29. Juni 2023
Die Semmel des Winters mit Schnee bestreichen: Leichthändige Lyrik von Dietfried Zink
Gehen wir mit Dietfried Zink spazieren, gehen wir mit ihm unter Bäumen und Gestirnen, streifen wir gemeinsam durch den Winter.

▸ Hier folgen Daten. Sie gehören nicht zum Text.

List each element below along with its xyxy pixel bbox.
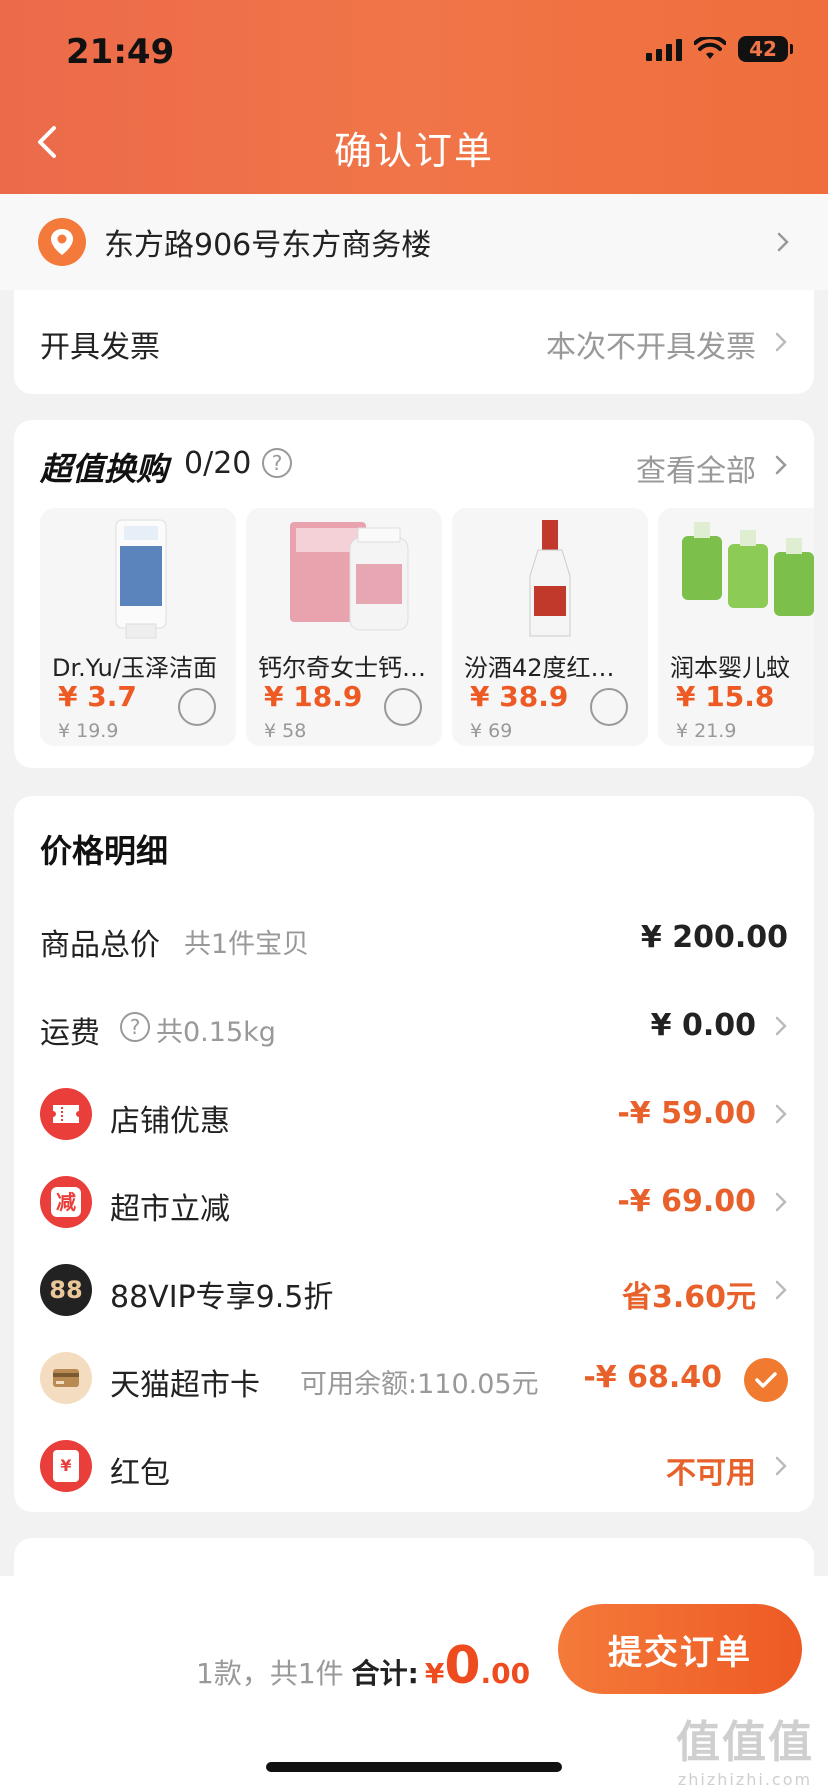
deal-price: ¥ 15.8 <box>676 680 775 713</box>
tmall-card-row[interactable]: 天猫超市卡 可用余额:110.05元 -¥ 68.40 <box>14 1348 814 1408</box>
deal-item[interactable]: 汾酒42度红… ¥ 38.9 ¥ 69 <box>452 508 648 746</box>
checkmark-icon[interactable] <box>744 1358 788 1402</box>
deals-title: 超值换购 <box>40 450 169 488</box>
watermark: 值值值 zhizhizhi.com <box>676 1706 814 1789</box>
home-indicator <box>266 1762 562 1772</box>
chevron-right-icon <box>775 1104 787 1124</box>
wifi-icon <box>694 37 726 59</box>
cleanser-tube-image <box>115 519 167 639</box>
status-time: 21:49 <box>66 32 175 72</box>
watermark-main: 值值值 <box>676 1717 814 1768</box>
shipping-value: ¥ 0.00 <box>650 1008 756 1043</box>
deal-original-price: ¥ 58 <box>264 720 307 742</box>
shipping-weight: 共0.15kg <box>156 1017 276 1048</box>
submit-order-button[interactable]: 提交订单 <box>558 1604 802 1694</box>
calcium-bottle-image <box>290 522 409 631</box>
goods-total-row: 商品总价 共1件宝贝 ¥ 200.00 <box>14 908 814 968</box>
deal-name: 汾酒42度红… <box>464 654 615 682</box>
deal-original-price: ¥ 21.9 <box>676 720 737 742</box>
signal-icon <box>646 37 682 61</box>
red-packet-row[interactable]: ¥ 红包 不可用 <box>14 1436 814 1496</box>
chevron-right-icon <box>775 1192 787 1212</box>
deal-list: Dr.Yu/玉泽洁面 ¥ 3.7 ¥ 19.9 钙尔奇女士钙… ¥ 18.9 ¥… <box>40 508 814 746</box>
deal-item[interactable]: 润本婴儿蚊 ¥ 15.8 ¥ 21.9 <box>658 508 814 746</box>
total-currency: ¥ <box>424 1657 445 1690</box>
deals-count: 0/20 <box>184 446 252 481</box>
price-detail-card: 价格明细 商品总价 共1件宝贝 ¥ 200.00 运费 ? 共0.15kg ¥ … <box>14 796 814 1512</box>
deal-price: ¥ 18.9 <box>264 680 363 713</box>
order-summary: 1款，共1件 合计: ¥ 0 .00 <box>196 1636 530 1696</box>
deal-name: 钙尔奇女士钙… <box>258 654 426 682</box>
tmall-card-value: -¥ 68.40 <box>583 1360 722 1395</box>
deal-name: 润本婴儿蚊 <box>670 654 790 682</box>
red-packet-icon-text: ¥ <box>53 1450 79 1482</box>
card-icon <box>40 1352 92 1404</box>
chevron-right-icon <box>775 1280 787 1300</box>
address-text: 东方路906号东方商务楼 <box>104 228 432 263</box>
invoice-row[interactable]: 开具发票 本次不开具发票 <box>14 290 814 394</box>
deals-card: 超值换购 0/20 ? 查看全部 Dr.Yu/玉泽洁面 ¥ 3.7 ¥ 19.9 <box>14 420 814 768</box>
market-cut-row[interactable]: 减 超市立减 -¥ 69.00 <box>14 1172 814 1232</box>
price-detail-title: 价格明细 <box>40 832 169 870</box>
reduce-icon: 减 <box>40 1176 92 1228</box>
deal-item[interactable]: Dr.Yu/玉泽洁面 ¥ 3.7 ¥ 19.9 <box>40 508 236 746</box>
header-bar: 21:49 42 确认订单 <box>0 0 828 194</box>
ticket-icon <box>40 1088 92 1140</box>
liquor-bottle-image <box>529 520 571 637</box>
invoice-value: 本次不开具发票 <box>546 330 756 365</box>
total-label: 合计: <box>351 1657 419 1690</box>
select-radio[interactable] <box>178 688 216 726</box>
battery-icon: 42 <box>738 36 793 62</box>
red-packet-icon: ¥ <box>40 1440 92 1492</box>
deal-price: ¥ 38.9 <box>470 680 569 713</box>
deal-original-price: ¥ 19.9 <box>58 720 119 742</box>
store-discount-value: -¥ 59.00 <box>617 1096 756 1131</box>
store-discount-label: 店铺优惠 <box>110 1104 230 1139</box>
chevron-right-icon <box>777 232 789 252</box>
bottom-bar: 1款，共1件 合计: ¥ 0 .00 提交订单 值值值 zhizhizhi.co… <box>0 1576 828 1792</box>
vip-label: 88VIP专享9.5折 <box>110 1280 334 1315</box>
market-cut-value: -¥ 69.00 <box>617 1184 756 1219</box>
vip-value: 省3.60元 <box>621 1280 756 1315</box>
page-title: 确认订单 <box>333 129 494 173</box>
help-icon[interactable]: ? <box>262 448 292 478</box>
shipping-label: 运费 <box>40 1016 100 1051</box>
goods-count: 共1件宝贝 <box>184 929 310 960</box>
select-radio[interactable] <box>384 688 422 726</box>
total-integer: 0 <box>444 1636 481 1696</box>
shipping-row[interactable]: 运费 ? 共0.15kg ¥ 0.00 <box>14 996 814 1056</box>
tmall-card-balance: 可用余额:110.05元 <box>300 1369 539 1400</box>
mosquito-repellent-image <box>682 522 814 616</box>
status-icons: 42 <box>646 36 793 62</box>
deal-original-price: ¥ 69 <box>470 720 513 742</box>
goods-total-value: ¥ 200.00 <box>640 920 788 955</box>
deal-price: ¥ 3.7 <box>58 680 137 713</box>
reduce-icon-text: 减 <box>51 1187 81 1217</box>
address-row[interactable]: 东方路906号东方商务楼 <box>0 194 828 290</box>
select-radio[interactable] <box>590 688 628 726</box>
chevron-right-icon <box>775 1456 787 1476</box>
vip-88-icon: 88 <box>40 1264 92 1316</box>
tmall-card-label: 天猫超市卡 <box>110 1368 260 1403</box>
red-packet-value: 不可用 <box>666 1456 756 1491</box>
item-count: 1款，共1件 <box>196 1657 344 1690</box>
chevron-right-icon <box>775 332 787 352</box>
deal-name: Dr.Yu/玉泽洁面 <box>52 654 217 682</box>
deal-item[interactable]: 钙尔奇女士钙… ¥ 18.9 ¥ 58 <box>246 508 442 746</box>
store-discount-row[interactable]: 店铺优惠 -¥ 59.00 <box>14 1084 814 1144</box>
invoice-label: 开具发票 <box>40 330 160 365</box>
view-all-link[interactable]: 查看全部 <box>636 446 756 490</box>
market-cut-label: 超市立减 <box>110 1192 230 1227</box>
help-icon[interactable]: ? <box>120 1012 150 1042</box>
chevron-right-icon <box>775 1016 787 1036</box>
location-pin-icon <box>38 218 86 266</box>
goods-total-label: 商品总价 <box>40 928 160 963</box>
vip-row[interactable]: 88 88VIP专享9.5折 省3.60元 <box>14 1260 814 1320</box>
chevron-right-icon <box>775 455 787 475</box>
watermark-sub: zhizhizhi.com <box>677 1770 813 1789</box>
total-decimal: .00 <box>480 1657 531 1690</box>
red-packet-label: 红包 <box>110 1456 170 1491</box>
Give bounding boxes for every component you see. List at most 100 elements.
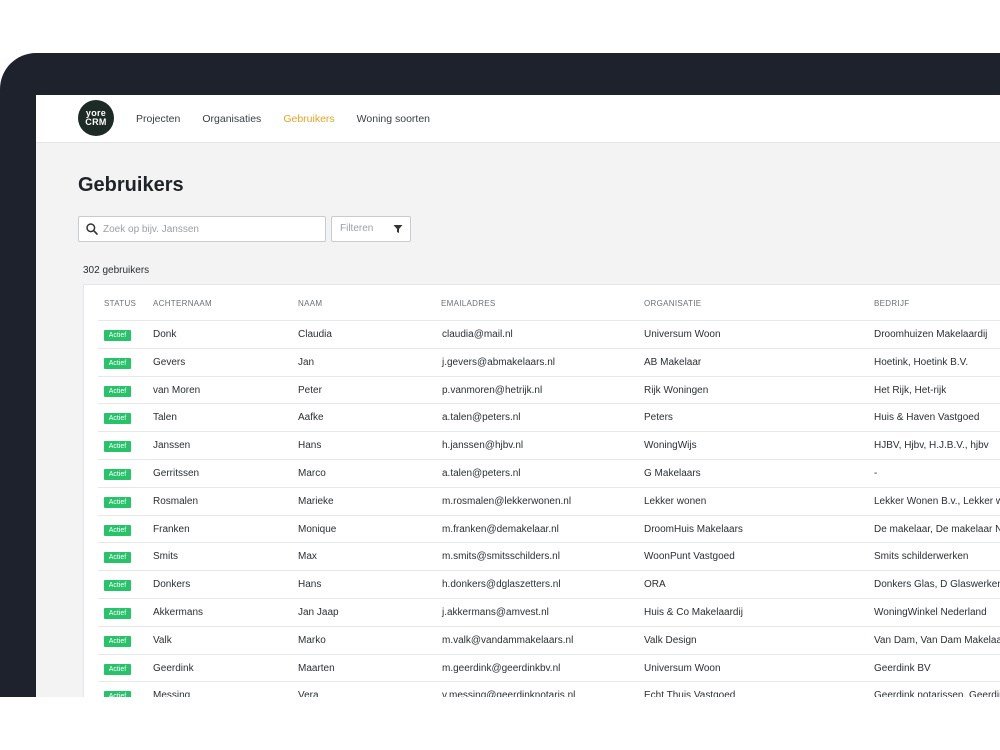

„Achtzig Gedichte/ Leben in Jahren und Wort./ Langsam fließt der Fluss“/ – diesen Haiku hat Zinks Ehefrau und Gefährtin, die Dichterin Dagmar Dusil, als Motto an den Anfang gestellt. Es wird also eine entschleunigte Reise werden, und sie beginnt mit den Jahreszeiten, wobei dem Winter eine besondere (und gar nicht dunkle) Bedeutung zukommt. Er fächert sich auf „im Schneesturmregal“, „schält sich aus der Zeitnußschale“, „bestreicht seine Semmel mit Schnee“. Es sind ganz eigene und zarte Metaphern, die Zink hier verwendet, poetischen Schwebstoffen gleich. „Trinke Schneemann/ auch für mich/ Schneecocktail/ mit eingebrockten Schwächen“/. Wenn es aber zu tauen beginnt, geht das lyrische Ich dem Sommer entgegen, „in Gezeiten des Abtragens“. Wie bei jeder guten Lyrik ist die Botschaft nicht als Leuchtschrift auf ein Plakat gedruckt. Zink lässt vieles offen. Nähert man sich den Gedichten über seine Biografie, so ordnen sich die Worte noch einmal neu.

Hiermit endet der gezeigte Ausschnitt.